Patients are more likely to die if they endure long waits in A&E before being admitted to a hospital bed, according to new research carried out partly in Bolton.

The study, published in the Emergency Medicine Journal, found waiting longer than five hours in A&E increased the risk of dying from any cause within 30 days, with the risks going up the longer people waited.

Medics say the issue has got worse since the study was carried out, with one saying the four-hour A&E target, due to be scrapped, is of “key importance to patient safety”.

The new study, focusing on the Royal Bolton Hospital and Taunton’s Musgrove Park Hospital, examined data from more than five million patients in England who were admitted to major A&E departments between April 2016 and March 2018.

The results showed waiting longer than five hours in A&E increased the risk of dying.
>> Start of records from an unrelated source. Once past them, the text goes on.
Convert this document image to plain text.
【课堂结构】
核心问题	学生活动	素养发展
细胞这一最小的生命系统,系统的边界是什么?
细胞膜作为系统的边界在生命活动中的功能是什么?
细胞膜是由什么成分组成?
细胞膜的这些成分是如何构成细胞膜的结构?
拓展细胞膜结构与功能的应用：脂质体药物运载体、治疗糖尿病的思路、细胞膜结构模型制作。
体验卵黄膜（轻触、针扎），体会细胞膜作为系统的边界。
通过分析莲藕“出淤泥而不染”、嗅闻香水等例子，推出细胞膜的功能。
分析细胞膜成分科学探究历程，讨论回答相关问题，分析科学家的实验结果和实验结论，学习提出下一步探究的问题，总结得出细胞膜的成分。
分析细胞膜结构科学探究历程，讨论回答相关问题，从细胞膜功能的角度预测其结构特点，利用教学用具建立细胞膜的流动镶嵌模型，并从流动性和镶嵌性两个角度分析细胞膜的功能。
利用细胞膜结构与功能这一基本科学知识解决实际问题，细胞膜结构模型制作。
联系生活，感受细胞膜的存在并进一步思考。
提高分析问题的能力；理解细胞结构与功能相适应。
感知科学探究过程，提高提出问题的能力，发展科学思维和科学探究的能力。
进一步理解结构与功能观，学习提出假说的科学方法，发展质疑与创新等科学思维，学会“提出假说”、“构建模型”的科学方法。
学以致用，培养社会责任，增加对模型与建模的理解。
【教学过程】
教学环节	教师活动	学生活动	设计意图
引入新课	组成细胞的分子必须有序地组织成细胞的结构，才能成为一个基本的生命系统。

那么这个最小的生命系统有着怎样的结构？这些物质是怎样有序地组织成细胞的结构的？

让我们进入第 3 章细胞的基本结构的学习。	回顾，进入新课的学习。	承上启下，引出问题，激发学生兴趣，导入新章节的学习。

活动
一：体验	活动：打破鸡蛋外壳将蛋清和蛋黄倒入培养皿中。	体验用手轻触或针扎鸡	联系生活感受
The “greatest change” was an eight per cent increase among those patients who waited in emergency departments more than six to eight hours before being admitted.

For every 82 admitted patients who waited more than six to eight hours for a bed, there is one extra death, the researchers said.

The data further indicates a 10 per cent increased risk of death for patients stuck in A&E for eight to 12 hours in comparison with those who leave within six hours.

Researchers from NHS England and Improvement and the hospitals, concluded the extra deaths are caused by delays to hospital admission from A&E departments rather than crowding alone.

They looked at deaths compared with what would normally be expected when taking into account sex, age, deprivation, existing health issues, previous A&E attendances and crowding in the department at the time of the attendance.

Derek Prentice, lay member for the Royal College of Emergency Medicine, said: “Let nobody be in doubt any longer – the NHS four-hour operational target is, as many of us have always known, of key importance to patient safety.”

Dr Katherine Henderson, president of the Royal College of Emergency Medicine, added: “(This) adds to the evidence of what we have long warned – long waiting times present a serious threat to patient safety. Performance in emergency departments has been in decline for many years now, while waiting times have risen significantly.

“The risk to patient safety is a growing problem. It is unacceptable and deeply concerning. No patient should be kept waiting to be admitted to a bed.”